To enable numlock before you're prompted for the decryption password, we'll need to create a custom initcpio hook, that will return a systemd service which will do the enabling. We'll put this hook into /usr/lib/initcpio/install/numlock, with the following content:

#!/bin/bash
build() {
add_binary /bin/bash
add_binary /usr/bin/setleds
add_binary /usr/local/bin/numlock

cat >"$BUILDROOT/usr/lib/systemd/system/numlock.service" <<EOF
[Unit]
Description=Enable numlock
Before=cryptsetup-pre.target
DefaultDependencies=no
[Service]
Type=oneshot
RemainAfterExit=yes
ExecStart=/usr/local/bin/numlock
EOF

add_systemd_unit cryptsetup-pre.target
cd "$BUILDROOT/usr/lib/systemd/system/sysinit.target.wants" || exit
ln -sf /usr/lib/systemd/system/cryptsetup-pre.target cryptsetup-pre.target
ln -sf /usr/lib/systemd/system/numlock.service numlock.service
}

help() {
cat <<EOF
This hook adds support to enable numlock before sd-encrypt hook is run.
EOF
}

This script is also present in my dotfiles, so you can just copy it from there:

cp ~/dots/root/usr/lib/initcpio/install/numlock /usr/lib/initcpio/install

Next we will need to create that /usr/local/bin/numlock script. This script will do the actual enabling of numlock. Note that we can only use the binaries that we explicitly included in our hook inside our script.

#!/bin/bash
for tty in /dev/tty[0-9]; do
/usr/bin/setleds -D +num < "$tty"
done

If you ran the install_root.sh script from my dotfiles during INSTALLATION, this script will already be present in your /usr/local/bin

Now we will need to add our custom new numlock hook to /etc/mkinitcpio.conf, before the sd-encrypt hook (assuming you're using encryption), but after the keyboard and sd-vconsole hooks.

Finally, we'll need to rebuild initramfs, which we should trigger with sudo pacman -S linux, to make sure the secure-boot signing also runs. When re-building the initramfs, pay attention on the output, you should see it pass with no errors:

-> Running build hook: [base]
-> Running build hook: [systemd]
-> Running build hook: [autodetect]
-> Running build hook: [microcode]
-> Running build hook: [modconf]
-> Running build hook: [kms]
-> Running build hook: [keyboard]
-> Running build hook: [sd-vconsole]
-> Running build hook: [numlock]  # <-- make sure this is present
-> Running build hook: [sd-encrypt]
-> Running build hook: [block]
-> Running build hook: [filesystems]
-> Running build hook: [fsck]

Note

If you see some warnings there, like: ==> WARNING: Possibly missing firmware for module: 'xyz', you can usually safely ignore these.

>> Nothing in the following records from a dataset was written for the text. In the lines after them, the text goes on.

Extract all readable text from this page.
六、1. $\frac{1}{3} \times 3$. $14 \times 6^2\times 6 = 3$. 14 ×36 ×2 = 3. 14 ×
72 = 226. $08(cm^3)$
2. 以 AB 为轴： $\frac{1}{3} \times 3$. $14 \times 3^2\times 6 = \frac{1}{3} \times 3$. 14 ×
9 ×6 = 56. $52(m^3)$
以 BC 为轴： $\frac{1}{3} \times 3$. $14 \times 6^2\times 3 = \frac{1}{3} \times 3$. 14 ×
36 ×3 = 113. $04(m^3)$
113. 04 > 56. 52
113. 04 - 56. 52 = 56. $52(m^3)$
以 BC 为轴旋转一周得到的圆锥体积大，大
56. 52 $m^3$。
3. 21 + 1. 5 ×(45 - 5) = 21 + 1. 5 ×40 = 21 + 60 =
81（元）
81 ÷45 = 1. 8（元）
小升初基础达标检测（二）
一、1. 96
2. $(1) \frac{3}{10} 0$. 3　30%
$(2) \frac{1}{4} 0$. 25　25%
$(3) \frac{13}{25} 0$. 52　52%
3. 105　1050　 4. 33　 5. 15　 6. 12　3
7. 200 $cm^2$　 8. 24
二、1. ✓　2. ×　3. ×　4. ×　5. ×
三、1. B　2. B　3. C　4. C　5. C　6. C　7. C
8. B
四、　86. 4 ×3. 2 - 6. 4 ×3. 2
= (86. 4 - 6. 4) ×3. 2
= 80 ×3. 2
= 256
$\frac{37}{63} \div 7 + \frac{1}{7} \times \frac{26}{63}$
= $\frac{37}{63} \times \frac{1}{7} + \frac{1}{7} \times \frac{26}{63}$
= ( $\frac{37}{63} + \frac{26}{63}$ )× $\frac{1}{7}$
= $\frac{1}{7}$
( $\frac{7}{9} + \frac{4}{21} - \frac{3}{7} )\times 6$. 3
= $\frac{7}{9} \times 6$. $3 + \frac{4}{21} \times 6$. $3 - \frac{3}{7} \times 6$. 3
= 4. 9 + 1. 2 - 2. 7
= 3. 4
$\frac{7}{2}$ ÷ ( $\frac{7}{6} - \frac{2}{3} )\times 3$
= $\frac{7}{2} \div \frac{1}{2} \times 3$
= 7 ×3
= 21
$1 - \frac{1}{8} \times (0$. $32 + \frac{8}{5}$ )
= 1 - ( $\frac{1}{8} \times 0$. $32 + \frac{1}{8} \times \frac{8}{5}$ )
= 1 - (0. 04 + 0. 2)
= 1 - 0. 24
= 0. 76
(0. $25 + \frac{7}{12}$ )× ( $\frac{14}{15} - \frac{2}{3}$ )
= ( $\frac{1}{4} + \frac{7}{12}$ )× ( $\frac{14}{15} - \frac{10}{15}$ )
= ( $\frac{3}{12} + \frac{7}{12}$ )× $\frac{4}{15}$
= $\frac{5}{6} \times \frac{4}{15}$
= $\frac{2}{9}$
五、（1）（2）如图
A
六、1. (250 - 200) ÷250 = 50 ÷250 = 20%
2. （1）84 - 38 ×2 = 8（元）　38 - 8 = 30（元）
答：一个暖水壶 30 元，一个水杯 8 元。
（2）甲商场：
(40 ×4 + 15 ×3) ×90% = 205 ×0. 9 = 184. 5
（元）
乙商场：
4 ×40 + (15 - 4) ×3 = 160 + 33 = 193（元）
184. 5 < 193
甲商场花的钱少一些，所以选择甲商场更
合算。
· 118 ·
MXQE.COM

Just make sure there's no ==> ERROR: ...

If you didn't see any errors, you can now reboot.

Important

In some cases, the numlock led indicator might not turn on immediately, even though numlock was actually turned on. This may mislead you towards thinking it is not on, even though it actually is. I'd recommend trying it out by actually typing something it at this time.

Note that after this early boot stage, the indicator should light up eventually.